Re: Splitting off core: where we stand

Jim forgot Edgar Schwarz and Preston Bannister's messages (both dated
2/3/2001), both of whom voted for submitting the combined document to
the IESG.  Also, Jim Amsden left me phone mail saying that he was in
favor of submitting a combined document to the IESG (JimA, please do
send email to the list, to make it official).

Greg and Juergen expressed their desire to split the document before
we cleanly separated out the core and options sections.  So I'd
be interested in hearing whether they still believe it should be
split, especially since one of the prime motivations for doing the
split is to defer the submission of the options to the IESG.

So with the addition of JimA, Eric, and Ron, that makes it:
JimW, Larry, Mark, Lisa, Chris in favor of splitting
Greg, Juergen possibly in favor of splitting
Geoff, Tim, James, Edgar, Preston, Eric, Ron, JimA in favor of keeping together

So that makes the straw poll:
5 for splitting
2 maybe for splitting
8 for keeping together

So depending on how we count the "maybe"s, that would make it
either 8-7 in favor of keeping together or 8-5 in favor of
keeping it together.

So as Jim said, "Not entirely rough consensus, but it certainly
shows a leaning in one direction."  (:-).

Cheers,
Geoff

   From: "Jim Whitehead" <ejw@cse.ucsc.edu>
   Date: Wed, 7 Feb 2001 11:50:35 -0800

   Back on December 1, 2000, I opined that splitting off core versioning from
   the options seemed like a good idea, giving reasons both for and against the
   split [1].

   At the time, Greg Stein [2] and Juergen Reuter both favored a split, though
   Juergen suggested that the split criteria should be to include all
   versioning features in one document, and configuration management features
   in another [3]. Geoff Clemm stated that he would be willing to make such a
   split, but indicated that he was concerned that this might delay core [4].
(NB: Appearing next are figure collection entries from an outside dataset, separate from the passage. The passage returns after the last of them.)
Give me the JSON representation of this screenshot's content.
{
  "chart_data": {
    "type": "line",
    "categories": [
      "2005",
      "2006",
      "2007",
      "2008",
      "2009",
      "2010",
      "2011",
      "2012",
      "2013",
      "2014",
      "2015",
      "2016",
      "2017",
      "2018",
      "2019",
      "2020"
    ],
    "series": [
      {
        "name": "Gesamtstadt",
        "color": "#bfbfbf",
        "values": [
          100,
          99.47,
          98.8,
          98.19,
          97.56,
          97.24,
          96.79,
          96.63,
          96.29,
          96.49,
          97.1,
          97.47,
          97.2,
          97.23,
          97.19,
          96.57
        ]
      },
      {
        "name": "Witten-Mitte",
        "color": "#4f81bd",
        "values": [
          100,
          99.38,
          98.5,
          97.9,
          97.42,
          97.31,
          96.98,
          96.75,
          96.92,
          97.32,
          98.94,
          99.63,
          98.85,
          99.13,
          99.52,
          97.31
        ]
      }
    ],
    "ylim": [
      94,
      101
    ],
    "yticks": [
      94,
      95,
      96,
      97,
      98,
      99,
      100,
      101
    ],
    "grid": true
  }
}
   On February 2, 2001, the issue resurfaced, with Larry Masinter favoring
   splitting off core, adding a new rationale [5]:

      "Everything outside of core versioning is much less
      likely to progress along standards track at the same
      rate as core versioning (more time to get independent
      interoperable implementations of every feature); by
      linking "core versioning" with "non-core" in the
      initial spec, you're setting yourself up for having
      to split the documents later. Much of non-core is
      controversial."

   On this same date, Mark Hale began a thread titled, "Complexity and Core
   Considerations", where he polls working group members on whether they think
   the specification should be split along core/non-core lines [6]. I replied,
   stating that I felt the specification should be split [7], to which Chris
   Kaler [8] and Lisa Dusseault [9] agreed. Geoff Clemm [10], Tim Ellison
   [11],and James Hunt [12] all disagreed, and want the protocol specification
   unsplit.

   So, at present we have six in favor of a split, three against. Not entirely
   rough consensus, but it certainly shows a leaning in one direction.